Sizi bilmem ama İstanbul’da yaşayan birisi olarak ben bugüne kadar‘lazım’ olduğu söylenen o şeyin bir tanesiyle bile karşılaşmadım… İstanbul Belediyesi’nin park hizmeti veren bir birimi (İSPARK) tabii ki mevcut; ancak bu işletmenin verdiği hizmet şehrin sokaklarını eskinin‘otopark mafyası’ tabir edilen zevatın elinden alıp kendisine mal etmesinden ibaret…

Peki, madem ki durum böyle, o zaman niçin bu ‘hayaller’ ya da daha doğrusu ‘yalan hayaller?’ İstanbul başta olmak üzere büyük şehirlerimizin sakinlerini bu hayaller ve yalanlarla avutmaya çalışmanın ne gibi bir amacı olabilir.

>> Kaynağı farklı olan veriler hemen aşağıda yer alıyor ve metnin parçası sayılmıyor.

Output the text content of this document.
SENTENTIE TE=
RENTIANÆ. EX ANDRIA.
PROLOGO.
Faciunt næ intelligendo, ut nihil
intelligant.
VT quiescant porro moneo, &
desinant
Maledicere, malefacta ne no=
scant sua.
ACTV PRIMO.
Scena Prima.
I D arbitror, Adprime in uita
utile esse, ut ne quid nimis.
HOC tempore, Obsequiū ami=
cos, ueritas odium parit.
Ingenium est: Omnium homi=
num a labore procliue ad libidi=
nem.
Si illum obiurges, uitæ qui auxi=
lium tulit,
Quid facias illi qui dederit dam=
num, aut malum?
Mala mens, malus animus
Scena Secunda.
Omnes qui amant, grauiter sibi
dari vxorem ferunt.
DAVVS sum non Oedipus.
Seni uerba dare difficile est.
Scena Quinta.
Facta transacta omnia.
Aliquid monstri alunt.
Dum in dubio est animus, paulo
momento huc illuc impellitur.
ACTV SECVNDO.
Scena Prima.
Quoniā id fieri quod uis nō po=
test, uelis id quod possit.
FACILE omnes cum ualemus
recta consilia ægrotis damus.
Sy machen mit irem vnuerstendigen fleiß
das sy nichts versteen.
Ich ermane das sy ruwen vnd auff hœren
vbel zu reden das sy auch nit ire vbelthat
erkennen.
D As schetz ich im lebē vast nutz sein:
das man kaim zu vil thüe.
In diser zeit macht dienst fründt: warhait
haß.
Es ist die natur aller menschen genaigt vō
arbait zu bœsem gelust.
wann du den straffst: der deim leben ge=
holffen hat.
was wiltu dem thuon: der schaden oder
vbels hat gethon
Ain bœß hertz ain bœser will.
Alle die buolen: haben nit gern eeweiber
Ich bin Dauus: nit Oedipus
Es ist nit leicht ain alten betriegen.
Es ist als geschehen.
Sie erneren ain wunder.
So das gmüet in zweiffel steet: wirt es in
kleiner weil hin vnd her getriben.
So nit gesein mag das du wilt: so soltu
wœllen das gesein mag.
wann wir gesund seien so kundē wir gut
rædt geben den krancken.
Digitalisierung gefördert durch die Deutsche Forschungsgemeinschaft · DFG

Şimdi de isterseniz kısaca ‘otopark’ meselesindeki gerçeklere kısaca göz atalım:

Memleketimizde de (eksik olmasın) bir ‘Otopark yönetmeliği’ mevcut tabii ki. Hem de ne yönetmelik; meskeninden pansiyonuna, apart otelinden kampinglerine kadar  her bir yerde ne oranda ‘otopark aranması  gereken’ kullanım yerleri metrekaresine varıncaya kadar tespit edilmiş. Bakın mesela:

“1- Meskenler: 3 daire için; Oteller: 5 oda için; Apart oteller: 3 ünite için; Yeme içme, eğlence tesisleri:50 metrekareye kadar; İbadet yerleri: 300 metrekareye kadar…”  Bu rakamların eskiden  -yani şehirlerin bugüne kıyasla boş sayılabileceği yıllardan- kaldığını sanmayın. 22.04.2006 tarihlinde az biraz değişikliğe uğramış “otopark yönetmeliği”ndan aktarıyorum. Yönetmelikten bir başka madde (11): “Otopark hesabında toplanan meblağ otopark tesisi dışında başka bir amaçla kullanılamaz.”(!) “Otopark hesabında toplanan meblağın, amacında kullanılıp kullanılmadığı hususu İçişleri Bakanlığı’nca denetlenir.”(!) “Otopark bedeli alınan parsellerin otopark ihtiyacının belediye ve valilikçe karşılanması zorunludur.”(!)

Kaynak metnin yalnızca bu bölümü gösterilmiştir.